Hit driver adapter or migration errors while setting up the extension above? The Prisma 7 migration errors: driver adapter, P1012 and SSL post covers those separately.
For the mechanics behind Prisma's own BigInt recommendation, see Prisma's serialization docs.
Key Takeaways
Prisma decimal date serialization fails because Decimal and BigInt are not plain JSON values. React blocks them at the Server-to-Client boundary.
JSON.stringify alone throws on BigInt. It cannot tell decimals from dates once both become strings.
One recursive serializer handles all three types at any depth. It checks instanceof Decimal, typeof "bigint", and instanceof Date.
Wire the serializer into a Prisma client extension with $allOperations. Prisma 7 removed middleware entirely, so this is the current path.
Converting Decimal to Number instead of string loses precision silently. This hits large values and values with many decimal places.
Keep a second, unextended client if you need raw Decimal math before serialization.
Centralize serialization in your repository layer, not in individual page components.
FAQ
Does this error still happen in Next.js 15 and Next.js 16?

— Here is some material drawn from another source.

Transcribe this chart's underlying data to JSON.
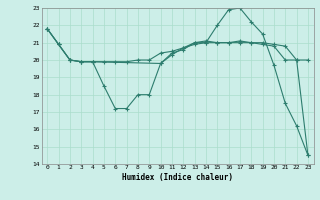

Yes. The restriction on passing non-plain objects from Server to Client Components has not changed. It applies the same way in Next.js 15 and 16.
Is this fixed in Prisma 7?
No. Prisma 7 did not add built-in serialization for Decimal or BigInt. What changed is how you hook into queries. Middleware is gone. Client extensions are now the only supported hook. The pattern above uses one.
Can I just use superjson instead of writing my own serializer?
You can. It solves type preservation differently. It encodes type metadata alongside the value. That adds a dependency and a decode step on the client. For most apps, a plain string conversion is simpler.
Why does JSON.stringify throw on BigInt but not on Decimal?
Decimal.js instances have a toJSON() method. JSON.stringify calls it automatically. That converts them to a string without error. Native BigInt has no such method. JSON.stringify throws instead of guessing a conversion.
Will converting Decimal to a string break my math on the client?
Only if you do arithmetic on the string directly. Convert it back with Number() or Decimal.js on the client first. Keep it as a string for display and for passing between components.
Does this serializer work with Prisma's driver adapters?
Yes. The $allOperations hook runs at the query result level. That is after the driver adapter already returned data. Neon adapter, pg adapter, or the default connection. It works the same on all three.
What about Decimal fields inside a groupBy or aggregate query?
Aggregate results still contain Decimal instances for sums and averages. The extension wraps $allOperations. So aggregate and groupBy results get serialized the same way as regular finds.
Can I disable this warning instead of fixing it?
No supported flag disables it. This is a React Server Components constraint. It is not a Prisma or Next.js config option. Serializing the data is the only fix.
Conclusion
Decimal and BigInt were never meant to cross a server-to-client JSON boundary. That is why this keeps breaking. Patching it page by page just moves the bug. It does not fix it.
One recursive serializer closes the gap. Wire it into a Prisma client extension. It covers every query at once, nested relations included. Adding a new Decimal column stops being a multi-file refactor.
Running Prisma 7 with driver adapters? Pair this with your connection setup. Keep both in one place.